| ==================== |
| Linux HA integration |
| ==================== |
| |
| .. contents:: :depth: 4 |
| |
| This is a design document detailing the integration of Ganeti and Linux HA. |
| |
| |
| Current state and shortcomings |
| ============================== |
| |
| Ganeti doesn't currently support any self-healing or self-monitoring. |
| |
| We are now working on trying to improve the situation in this regard: |
| |
| - The :doc:`autorepair system <design-autorepair>` will take care |
| of self repairing a cluster in the presence of offline nodes. |
| - The :doc:`monitoring agent <design-monitoring-agent>` will take care |
| of exporting data to monitoring. |
| |
| What is still missing is a way to self-detect "obvious" failures rapidly |
| and to: |
| |
| - Maintain the master role active. |
| - Offline resource that are obviously faulty so that the autorepair |
| system can perform its work. |
| |
| |
| Proposed changes |
| ================ |
| |
| Linux-HA provides software that can be used to provide high availability |
| of services through automatic failover of resources. In particular |
| Pacemaker can be used together with Heartbeat or Corosync to make sure a |
| resource is kept active on a self-monitoring cluster. |
| |
| Ganeti OCF agents |
| ----------------- |
| |
| The Ganeti agents will be slightly special in the HA world. The |
| following will apply: |
| |
| - The agents will be able to be configured cluster-wise by tags (which |
| will be read on the nodes via ssconf_cluster_tags) and locally by |
| files on the filesystem that will allow them to "simulate" a |
| particular condition (eg. simulate a failure even if none is |
| detected). |
| - The agents will be able to run in "full" or "partial" mode: in |
| "partial" mode they will always succeed, and thus never fail a |
| resource as long as a node is online, is running the linux HA software |
| and is responding to the network. In "full" mode they will also check |
| resources like the cluster master ip or master daemon, and act if they |
| are missing |
| |
| Note that for what Ganeti does OCF agents are needed: simply relying on |
| the LSB scripts will not work for the Ganeti service. |
| |
| |
| Master role agent |
| ----------------- |
| |
| This agent will manage the Ganeti master role. It needs to be configured |
| as a sticky resource (you don't want to flap the master role around, do |
| you?) that is active on only one node. You can require quorum or fencing |
| to protect your cluster from multiple masters. |
| |
| The agent will implement a stateless resource that considers itself |
| "started" only the master node, "stopped" on all master candidates and |
| in error mode for all other nodes. |
| |
| Note that if not all your nodes are master candidates this resource |
| might have problems: |
| |
| - if all nodes are configured to run the resource, heartbeat may decide |
| to "fence" (aka stonith) all your non-master-candidate nodes if told |
| to do so.
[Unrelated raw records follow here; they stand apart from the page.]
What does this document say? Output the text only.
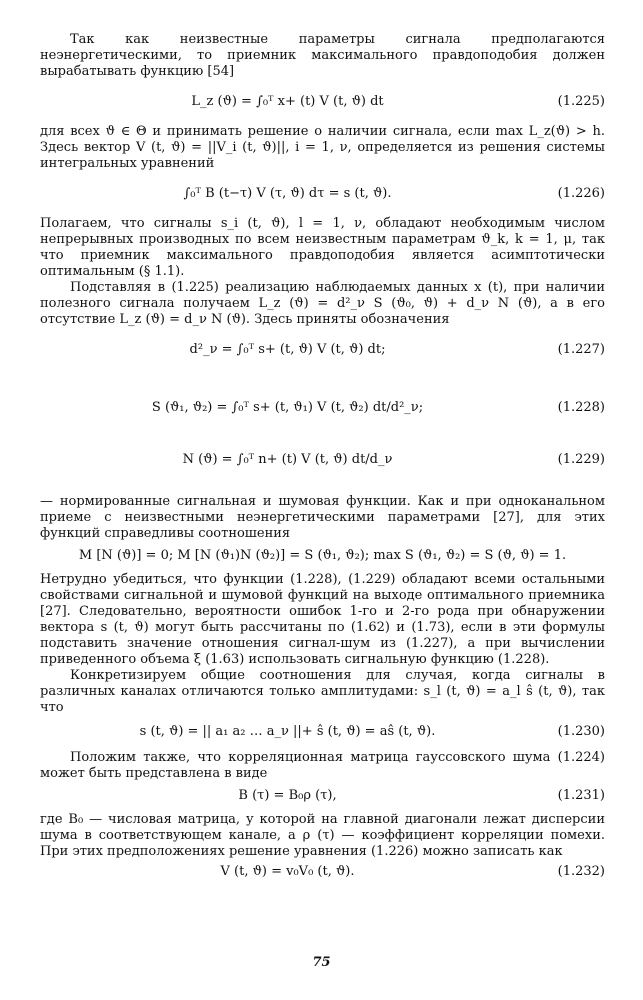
Так как неизвестные параметры сигнала предполагаются неэнергетическими, то приемник максимального правдоподобия должен вырабатывать функцию [54]

L_z (ϑ) = ∫₀ᵀ x+ (t) V (t, ϑ) dt	(1.225)

для всех ϑ ∈ Θ и принимать решение о наличии сигнала, если max L_z(ϑ) > h. Здесь вектор V (t, ϑ) = ||V_i (t, ϑ)||, i = 1, ν, определяется из решения системы интегральных уравнений

∫₀ᵀ B (t−τ) V (τ, ϑ) dτ = s (t, ϑ).	(1.226)

Полагаем, что сигналы s_i (t, ϑ), l = 1, ν, обладают необходимым числом непрерывных производных по всем неизвестным параметрам ϑ_k, k = 1, μ, так что приемник максимального правдоподобия является асимптотически оптимальным (§ 1.1).

Подставляя в (1.225) реализацию наблюдаемых данных x (t), при наличии полезного сигнала получаем L_z (ϑ) = d²_ν S (ϑ₀, ϑ) + d_ν N (ϑ), а в его отсутствие L_z (ϑ) = d_ν N (ϑ). Здесь приняты обозначения

d²_ν = ∫₀ᵀ s+ (t, ϑ) V (t, ϑ) dt;	(1.227)
S (ϑ₁, ϑ₂) = ∫₀ᵀ s+ (t, ϑ₁) V (t, ϑ₂) dt/d²_ν;	(1.228)
N (ϑ) = ∫₀ᵀ n+ (t) V (t, ϑ) dt/d_ν	(1.229)

— нормированные сигнальная и шумовая функции. Как и при одноканальном приеме с неизвестными неэнергетическими параметрами [27], для этих функций справедливы соотношения

M [N (ϑ)] = 0; M [N (ϑ₁)N (ϑ₂)] = S (ϑ₁, ϑ₂); max S (ϑ₁, ϑ₂) = S (ϑ, ϑ) = 1.

Нетрудно убедиться, что функции (1.228), (1.229) обладают всеми остальными свойствами сигнальной и шумовой функций на выходе оптимального приемника [27]. Следовательно, вероятности ошибок 1-го и 2-го рода при обнаружении вектора s (t, ϑ) могут быть рассчитаны по (1.62) и (1.73), если в эти формулы подставить значение отношения сигнал-шум из (1.227), а при вычислении приведенного объема ξ (1.63) использовать сигнальную функцию (1.228).

Конкретизируем общие соотношения для случая, когда сигналы в различных каналах отличаются только амплитудами: s_l (t, ϑ) = a_l ŝ (t, ϑ), так что

s (t, ϑ) = || a₁ a₂ … a_ν ||+ ŝ (t, ϑ) = aŝ (t, ϑ).	(1.230)

Положим также, что корреляционная матрица гауссовского шума (1.224) может быть представлена в виде

B (τ) = B₀ρ (τ),	(1.231)

где B₀ — числовая матрица, у которой на главной диагонали лежат дисперсии шума в соответствующем канале, а ρ (τ) — коэффициент корреляции помехи. При этих предположениях решение уравнения (1.226) можно записать как

V (t, ϑ) = v₀V₀ (t, ϑ).	(1.232)
75
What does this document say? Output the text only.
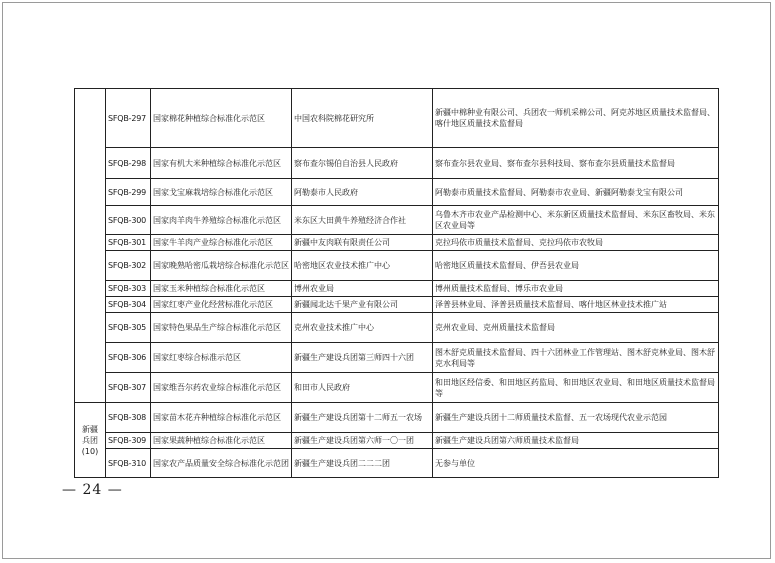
	SFQB-297	国家棉花种植综合标准化示范区	中国农科院棉花研究所	新疆中棉种业有限公司、兵团农一师机采棉公司、阿克苏地区质量技术监督局、喀什地区质量技术监督局
	SFQB-298	国家有机大米种植综合标准化示范区	察布查尔锡伯自治县人民政府	察布查尔县农业局、察布查尔县科技局、察布查尔县质量技术监督局
	SFQB-299	国家戈宝麻栽培综合标准化示范区	阿勒泰市人民政府	阿勒泰市质量技术监督局、阿勒泰市农业局、新疆阿勒泰戈宝有限公司
	SFQB-300	国家肉羊肉牛养殖综合标准化示范区	米东区大田黄牛养殖经济合作社	乌鲁木齐市农业产品检测中心、米东新区质量技术监督局、米东区畜牧局、米东区农业局等
	SFQB-301	国家牛羊肉产业综合标准化示范区	新疆中友肉联有限责任公司	克拉玛依市质量技术监督局、克拉玛依市农牧局
	SFQB-302	国家晚熟哈密瓜栽培综合标准化示范区	哈密地区农业技术推广中心	哈密地区质量技术监督局、伊吾县农业局
	SFQB-303	国家玉米种植综合标准化示范区	博州农业局	博州质量技术监督局、博乐市农业局
	SFQB-304	国家红枣产业化经营标准化示范区	新疆闻北达千果产业有限公司	泽普县林业局、泽普县质量技术监督局、喀什地区林业技术推广站
	SFQB-305	国家特色果品生产综合标准化示范区	克州农业技术推广中心	克州农业局、克州质量技术监督局
	SFQB-306	国家红枣综合标准示范区	新疆生产建设兵团第三师四十六团	图木舒克质量技术监督局、四十六团林业工作管理站、图木舒克林业局、图木舒克水利局等
	SFQB-307	国家维吾尔药农业综合标准化示范区	和田市人民政府	和田地区经信委、和田地区药监局、和田地区农业局、和田地区质量技术监督局等

新疆
兵团
(10)	SFQB-308	国家苗木花卉种植综合标准化示范区	新疆生产建设兵团第十二师五一农场	新疆生产建设兵团十二师质量技术监督、五一农场现代农业示范园
	SFQB-309	国家果蔬种植综合标准化示范区	新疆生产建设兵团第六师一〇一团	新疆生产建设兵团第六师质量技术监督局
	SFQB-310	国家农产品质量安全综合标准化示范团	新疆生产建设兵团二二二团	无参与单位
— 24 —
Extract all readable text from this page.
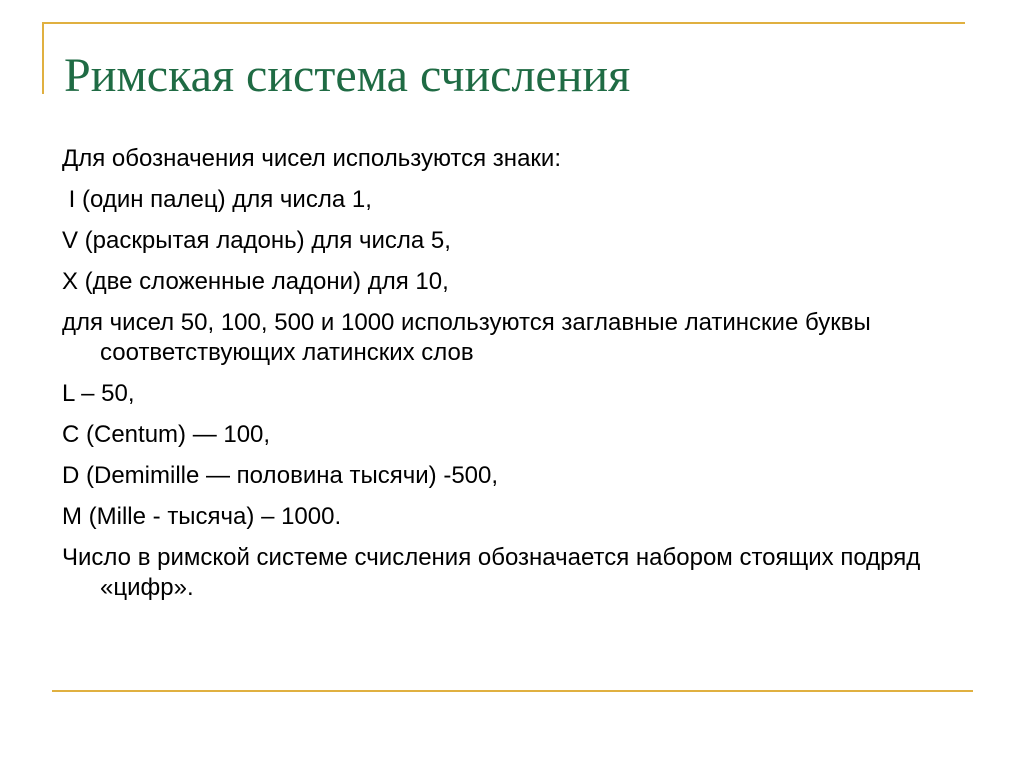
Римская система счисления
Для обозначения чисел используются знаки:
I (один палец) для числа 1,
V (раскрытая ладонь) для числа 5,
X (две сложенные ладони) для 10,
для чисел 50, 100, 500 и 1000 используются заглавные латинские буквы соответствующих латинских слов
L – 50,
C (Centum) — 100,
D (Demimille — половина тысячи) -500,
M (Mille - тысяча) – 1000.
Число в римской системе счисления обозначается набором стоящих подряд «цифр».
This might not be what you want. |
| - if only master candidates are configured as nodes for the resource, |
| beware of promotions and demotions, as nothing will update |
| automatically pacemaker should a change happen at the Ganeti level. |
| |
| Other solutions, such as reporting the resource just as "stopped" on non |
| master candidates as well might mean that pacemaker would choose the |
| "wrong" node to promote to master, which is also a bad idea. |
| |
| Future improvements |
| +++++++++++++++++++ |
| |
| - Ability to work better with non-master-candidate nodes |
| - Stateful resource that can "safely" transfer the master role between |
| online nodes (with queue drain and such) |
| - Implement "full" mode, with detection of the cluster IP and the master |
| node daemon. |
| |
| |
| Node role agent |
| --------------- |
| |
| This agent will manage the Ganeti node role. It needs to be configured |
| as a cloned resource that is active on all nodes. |
| |
| In partial mode it will always return success (and thus trigger a |
| failure only upon an HA level or network failure). Full mode, which |
| initially will not be implemented, couls also check for the node daemon |
| being unresponsive or other local conditions (TBD). |
| |
| When a failure happens the HA notification system will trigger on all |
| other nodes, including the master. The master will then be able to |
| offline the node. Any other work to restore instance availability should |
| then be done by the autorepair system. |
| |
| The following cluster tags are supported: |
| |
| - ``ocf:node-offline:use-powercycle``: Try to powercycle a node using |
| ``gnt-node powercycle`` when offlining. |
| - ``ocf:node-offline:use-poweroff``: Try to power off a node using |
| ``gnt-node power off`` when offlining (requires OOB support). |
| |
| Future improvements |
| +++++++++++++++++++ |
| |
| - Handle draining differently than offlining |
| - Handle different modes of "stopping" the service |
| - Implement "full" mode |
| |
| |
| Risks |
| ----- |
| |
| Running Ganeti with Pacemaker increases the risk of stability for your |
| Ganeti Cluster. Events like: |
| |
| - stopping heartbeat or corosync on a node |
| - corosync or heartbeat being killed for any reason |
| - temporary failure in a node's networking |
| |
| will trigger potentially dangerous operations such as node offlining or |
| master role failover. Moreover if the autorepair system will be working |
| they will be able to also trigger instance failovers or migrations, and |
| disk replaces. |
| |
| Also note that operations like: master-failover, or manual node-modify |
| might interact badly with this setup depending on the way your HA system |
| is configured (see below). |
| |
| This of course is an inherent problem with any Linux-HA installation, |
| but is probably more visible with Ganeti given that our resources tend |
| to be more heavyweight than many others managed in HA clusters (eg. an |
| IP address). |
| |
| Code status |
| ----------- |
| |
| This code is heavily experimental, and Linux-HA is a very complex |
| subsystem. *We might not be able to help you* if you decide to run this |
| code: please make sure you understand fully high availability on your |
| production machines. Ganeti only ships this code as an example but it |
| might need customization or complex configurations on your side for it |
| to run properly. |
| |
| *Ganeti does not automate HA configuration for your cluster*. You need |
| to do this job by hand. Good luck, don't get it wrong. |
| |
| |
| Future work |
| =========== |
| |
| - Integrate the agents better with the ganeti monitoring |
| - Add hooks for managing HA at node add/remove/modify/master-failover |
| operations |
| - Provide a stonith system through Ganeti's OOB system |
| - Provide an OOB system that does "shunning" of offline nodes, for |
| emulating a real OOB, at least on all nodes |
| |
| .. vim: set textwidth=72 : |
| .. Local Variables: |
| .. mode: rst |
| .. fill-column: 72 |
| .. End: |